All of these economic and cultural changes have led to speculation in the media as to whether we are inevitably moving toward a female-dominated society where men will always find themselves at a disadvantage with regard to employment.  At present, a young woman in the United States is significantly more likely to earn a university degree and to begin a professional career than if she were a man.

Hanna Rosin, in her provocatively titled article The End of Men, suggests that the modern workplace just might not have much use for male characteristics.  She writes:

The postindustrial economy is indifferent to men’s size and strength.  The attributes that are most valuable today—social intelligence, open communication, the ability to sit still and focus—are, at a minimum, not predominantly male.

Whatever one may think of the gender determinism in that statement, it’s clear that we live in an era of greater diversity in the workforce.  However, I wouldn’t cite this fact to support an argument that only workers with a narrow set of attributes are valuable to employers.  To the contrary, as technological advances cause job requirements to become more specialized every year while finding qualified applicants becomes more difficult, employers are losing the luxury of discriminating against workers who aren’t part of the in-group.  Increasingly, they’re being forced by circumstances to hire people on the basis of actual ability to do the work, rather than because an interviewer gets warm fuzzy feelings about an applicant’s behavior and appearance.

Tattoos in the workplace, for example, are much more widely accepted than they once were.  With so much diversity among job candidates, many hiring managers are coming to the realization that if they don’t set their prejudices aside, they may not be able to hire an employee who is well qualified for the position.  Even in our current economic slowdown, it’s not always easy to find enough applicants who have sufficient credentials for the jobs of the twenty-first century.
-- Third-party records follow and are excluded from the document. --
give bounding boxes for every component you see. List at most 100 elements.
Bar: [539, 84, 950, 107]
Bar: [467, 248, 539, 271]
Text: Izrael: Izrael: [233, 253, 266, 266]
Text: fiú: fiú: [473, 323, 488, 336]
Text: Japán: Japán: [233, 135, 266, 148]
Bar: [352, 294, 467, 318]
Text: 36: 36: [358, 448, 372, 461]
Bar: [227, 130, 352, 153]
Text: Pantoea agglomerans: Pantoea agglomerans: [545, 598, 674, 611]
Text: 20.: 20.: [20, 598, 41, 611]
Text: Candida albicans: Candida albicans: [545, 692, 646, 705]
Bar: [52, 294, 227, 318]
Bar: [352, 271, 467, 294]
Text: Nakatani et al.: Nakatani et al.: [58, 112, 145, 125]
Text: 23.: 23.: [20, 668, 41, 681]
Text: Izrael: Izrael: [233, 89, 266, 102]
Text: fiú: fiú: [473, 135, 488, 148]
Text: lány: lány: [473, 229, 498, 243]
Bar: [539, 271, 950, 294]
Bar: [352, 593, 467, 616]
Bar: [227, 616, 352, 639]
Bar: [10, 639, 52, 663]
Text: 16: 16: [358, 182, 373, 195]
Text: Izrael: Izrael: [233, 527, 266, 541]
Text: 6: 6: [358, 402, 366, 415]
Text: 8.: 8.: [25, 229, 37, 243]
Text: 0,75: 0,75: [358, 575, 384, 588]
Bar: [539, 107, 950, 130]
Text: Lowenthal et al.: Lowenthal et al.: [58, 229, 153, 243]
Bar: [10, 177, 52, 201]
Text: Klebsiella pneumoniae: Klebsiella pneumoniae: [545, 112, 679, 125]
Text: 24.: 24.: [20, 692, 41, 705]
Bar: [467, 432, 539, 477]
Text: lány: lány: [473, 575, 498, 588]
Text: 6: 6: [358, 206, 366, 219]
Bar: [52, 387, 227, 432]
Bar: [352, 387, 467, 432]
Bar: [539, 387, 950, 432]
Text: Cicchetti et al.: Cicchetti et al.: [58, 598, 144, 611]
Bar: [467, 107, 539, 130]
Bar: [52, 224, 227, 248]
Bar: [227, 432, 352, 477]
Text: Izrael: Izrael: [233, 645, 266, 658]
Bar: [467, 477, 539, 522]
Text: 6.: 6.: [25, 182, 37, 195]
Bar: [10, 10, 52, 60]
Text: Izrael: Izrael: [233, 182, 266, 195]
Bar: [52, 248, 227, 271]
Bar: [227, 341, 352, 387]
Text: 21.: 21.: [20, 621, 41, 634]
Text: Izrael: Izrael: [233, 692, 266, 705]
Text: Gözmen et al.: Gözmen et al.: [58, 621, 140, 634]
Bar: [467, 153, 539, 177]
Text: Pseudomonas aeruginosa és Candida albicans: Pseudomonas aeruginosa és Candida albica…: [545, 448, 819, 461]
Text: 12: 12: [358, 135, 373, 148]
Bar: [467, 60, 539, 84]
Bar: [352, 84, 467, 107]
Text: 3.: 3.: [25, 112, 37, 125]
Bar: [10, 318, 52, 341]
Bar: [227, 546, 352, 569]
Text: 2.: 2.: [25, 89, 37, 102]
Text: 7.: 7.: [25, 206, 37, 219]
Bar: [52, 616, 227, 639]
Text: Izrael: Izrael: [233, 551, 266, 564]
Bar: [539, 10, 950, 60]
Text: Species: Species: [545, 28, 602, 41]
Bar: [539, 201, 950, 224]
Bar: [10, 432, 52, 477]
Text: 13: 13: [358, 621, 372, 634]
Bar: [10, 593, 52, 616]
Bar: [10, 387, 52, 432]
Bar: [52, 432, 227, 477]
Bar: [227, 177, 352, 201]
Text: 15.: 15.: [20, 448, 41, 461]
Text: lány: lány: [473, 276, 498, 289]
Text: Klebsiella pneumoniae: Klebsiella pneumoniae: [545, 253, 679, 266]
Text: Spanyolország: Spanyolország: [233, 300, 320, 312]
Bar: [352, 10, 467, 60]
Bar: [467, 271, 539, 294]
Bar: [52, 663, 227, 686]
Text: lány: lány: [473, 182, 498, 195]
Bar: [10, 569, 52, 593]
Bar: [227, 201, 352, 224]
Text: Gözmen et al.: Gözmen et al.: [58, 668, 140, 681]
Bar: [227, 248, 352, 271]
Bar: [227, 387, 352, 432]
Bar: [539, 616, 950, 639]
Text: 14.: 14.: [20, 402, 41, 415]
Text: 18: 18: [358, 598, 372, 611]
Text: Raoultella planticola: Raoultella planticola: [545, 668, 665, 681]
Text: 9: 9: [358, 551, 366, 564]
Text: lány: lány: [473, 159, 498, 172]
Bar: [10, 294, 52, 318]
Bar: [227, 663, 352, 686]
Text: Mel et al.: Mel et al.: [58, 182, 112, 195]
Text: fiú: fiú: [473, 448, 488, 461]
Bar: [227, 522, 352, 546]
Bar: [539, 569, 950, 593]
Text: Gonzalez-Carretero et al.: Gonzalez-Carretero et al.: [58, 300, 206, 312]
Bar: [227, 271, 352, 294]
Of course we still have a long way to go, especially in overcoming disability prejudice, which remains widespread.  But the long-term social trends make it clear that employers won’t have the option of discriminating on that basis for much longer, either.  New technological developments will continue to push the economy toward greater career specialization.  Falling birthrates and worldwide industrialization will eventually lead to chronic labor shortages in many fields.  I expect that a few decades from now, it will be seen as totally absurd that any company ever rejected a qualified job applicant based on such factors as gender, tattoos, disability, or differences in communication and social behavior.